Think about your day. How much time do you spend sleeping? How much time do you spend eating, working, or exercising? Maybe you spend some time each day doing a hobby, or learning something new. Odds are, though, that everything you can think of that takes up time in your day, doesn’t add up to 24 hours. You probably have several unaccounted for hours that have seemingly gone missing. Do you want to know where they went?
It might be something called screen time. There are many apps that can track how much time you spend on your phone and what apps you spent that time on. It provided a rude awakening for many people when they learned they were averaging 5, 6, or even up to 8 hours on the phone. Every. Single. Day. People were ashamed of themselves for wasting so much of the day on their phone, but humans are so addicted to them that they aren’t able to curb their habits even when they try. These handheld magical devices have allowed us to connect with people from across the globe but have turned out to also make us less likely to connect with someone across the room. Why would we be more interested in our phones that in productivity and genuine human interaction? Because phones are made to be addicting. Your phone is filled with bright colours and movement. Human beings are wired to pay attention to those exact things. Think about it. Poisonous things are generally brightly coloured. It was evolutionarily advantageous for humans to notice bright things so they could keep their distance. Similarly, movement is something we’re extra aware of. Humans had to notice subtle movement in the leaves or across an expanse whether they were hunting, or being hunted. There is even ongoing research about a sixth sense, of sorts, that humans have. We can sense movement with our eyes, even without being able to see. In other words, our ability to sense movement is computed in a different area of our brain that the ability to sense light, what allows us to see the physical world around us.

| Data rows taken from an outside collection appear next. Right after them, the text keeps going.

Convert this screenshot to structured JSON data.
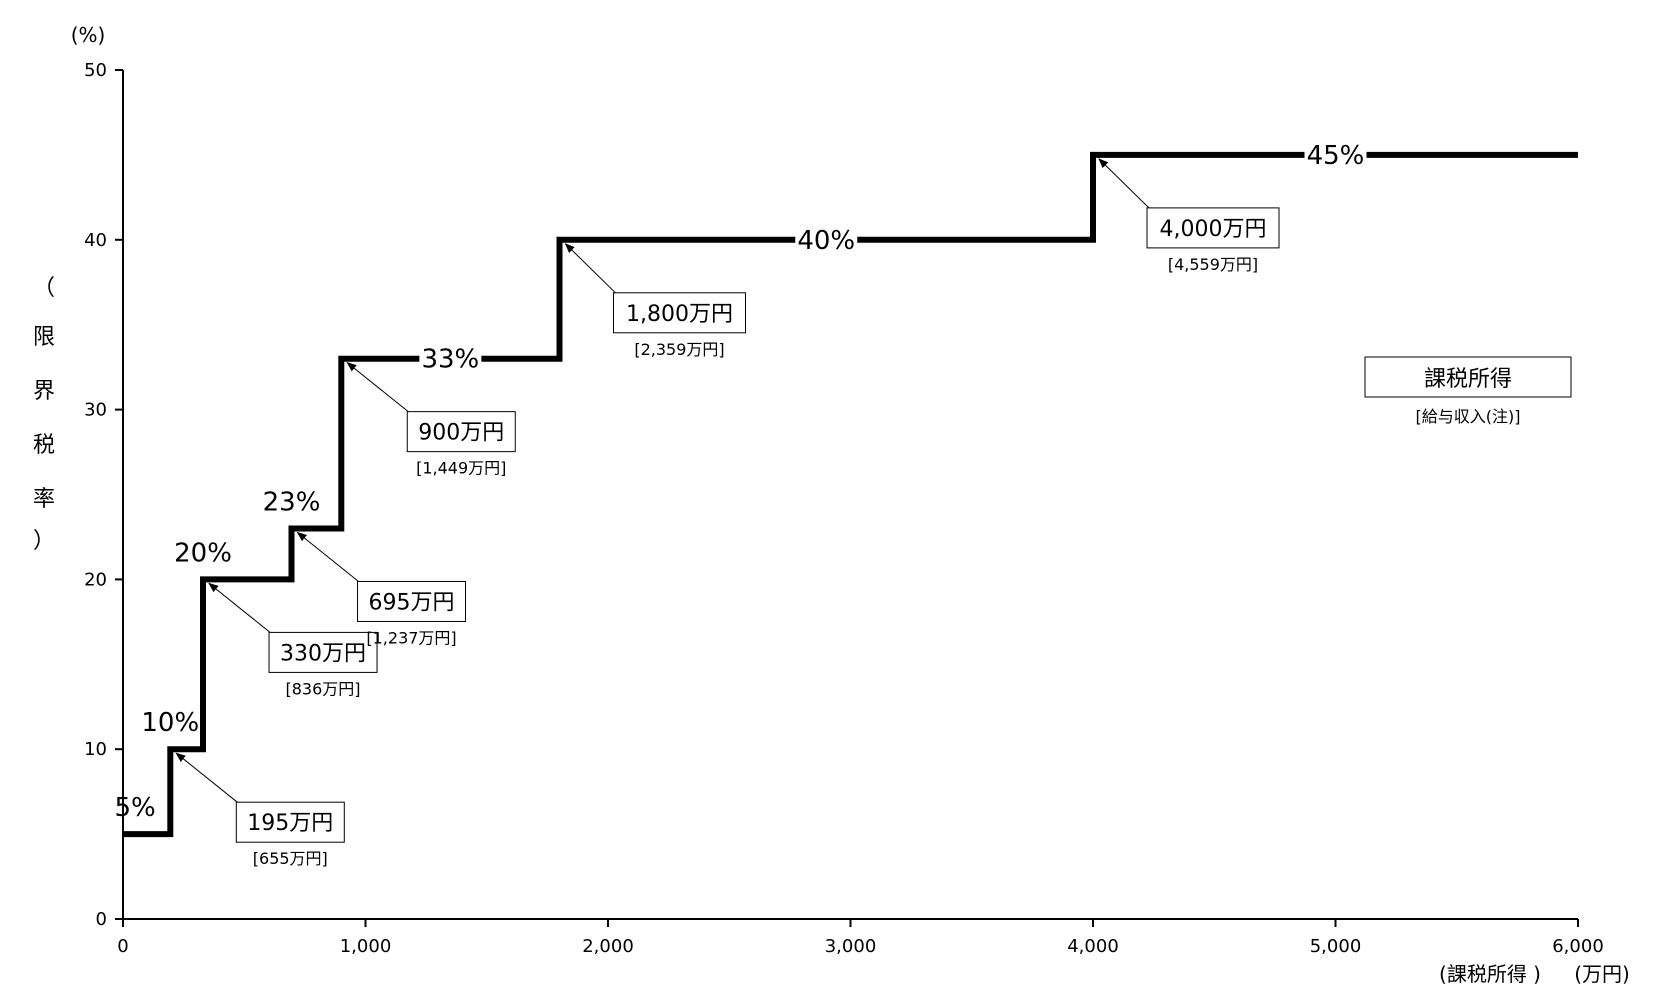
{
  "chart_data": {
    "type": "line",
    "step": true,
    "x_unit": "(万円)",
    "x_axis_note": "(課税所得 )",
    "y_unit": "(%)",
    "ylabel_chars": [
      "（",
      "限",
      "界",
      "税",
      "率",
      "）"
    ],
    "xlim": [
      0,
      6000
    ],
    "ylim": [
      0,
      50
    ],
    "x_ticks": [
      0,
      1000,
      2000,
      3000,
      4000,
      5000,
      6000
    ],
    "x_tick_labels": [
      "0",
      "1,000",
      "2,000",
      "3,000",
      "4,000",
      "5,000",
      "6,000"
    ],
    "y_ticks": [
      0,
      10,
      20,
      30,
      40,
      50
    ],
    "y_tick_labels": [
      "0",
      "10",
      "20",
      "30",
      "40",
      "50"
    ],
    "series": [
      {
        "points": [
          [
            0,
            5
          ],
          [
            195,
            5
          ],
          [
            195,
            10
          ],
          [
            330,
            10
          ],
          [
            330,
            20
          ],
          [
            695,
            20
          ],
          [
            695,
            23
          ],
          [
            900,
            23
          ],
          [
            900,
            33
          ],
          [
            1800,
            33
          ],
          [
            1800,
            40
          ],
          [
            4000,
            40
          ],
          [
            4000,
            45
          ],
          [
            6000,
            45
          ]
        ]
      }
    ],
    "rate_labels": [
      {
        "text": "5%",
        "x": 50,
        "y": 5
      },
      {
        "text": "10%",
        "x": 195,
        "y": 10
      },
      {
        "text": "20%",
        "x": 330,
        "y": 20
      },
      {
        "text": "23%",
        "x": 695,
        "y": 23
      },
      {
        "text": "33%",
        "x": 1350,
        "y": 33
      },
      {
        "text": "40%",
        "x": 2900,
        "y": 40
      },
      {
        "text": "45%",
        "x": 5000,
        "y": 45
      }
    ],
    "thresholds": [
      {
        "x": 195,
        "y": 10,
        "label": "195万円",
        "sub": "[655万円]"
      },
      {
        "x": 330,
        "y": 20,
        "label": "330万円",
        "sub": "[836万円]"
      },
      {
        "x": 695,
        "y": 23,
        "label": "695万円",
        "sub": "[1,237万円]"
      },
      {
        "x": 900,
        "y": 33,
        "label": "900万円",
        "sub": "[1,449万円]"
      },
      {
        "x": 1800,
        "y": 40,
        "label": "1,800万円",
        "sub": "[2,359万円]"
      },
      {
        "x": 4000,
        "y": 45,
        "label": "4,000万円",
        "sub": "[4,559万円]"
      }
    ],
    "legend": {
      "label": "課税所得",
      "sub": "[給与収入(注)]",
      "position": "right"
    }
  }
}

There was a woman that took part in a study here at Western University that lost 100% of her vision after a head injury. Black was all she saw. You could hold a billboard in front of her face with a simple shape printed on it and she would not be able to tell you what the shape is, or that there is a billboard in front of her face. BUT, she could catch a ball. Isn’t that incredible? Though she can’t see anything, she can sense movement in a way not even she can describe. She can sense someone waving, trees going by on the highway, and a droplet of water dripping down a window. But she can’t even see herself in the mirror. Okay, I’ll bring it back from the tangent.
What I’m getting at is that the designers of our phones know what’s addicting, and put it in our phones so we use them more. More people using their phones more often is a winning equation for phone manufacturers, service providers, software developers, and any brand distributing advertisements via your phone. You are wired to be addicted to your phone; can you break yourself out of it? Do you even want to break yourself out of it? When you realize that the missing hours in your day have all been lost to your phone, maybe you might consider it. Consider all you could get done in those lost hours. Maybe you could sleep and extra couple hours every night, and you’d be far more productive throughout the day. Maybe you could learn something new! If you wanted to pick up guitar, playing guitar for three hours a day instead of scrolling through Instagram for a cumulative three hours a day would having you being very proficient at guitar in just a couple months.
Try mapping out your day. You might be surprised by what you find. Try cutting down your phone usage and see how your life changes, you might be surprised.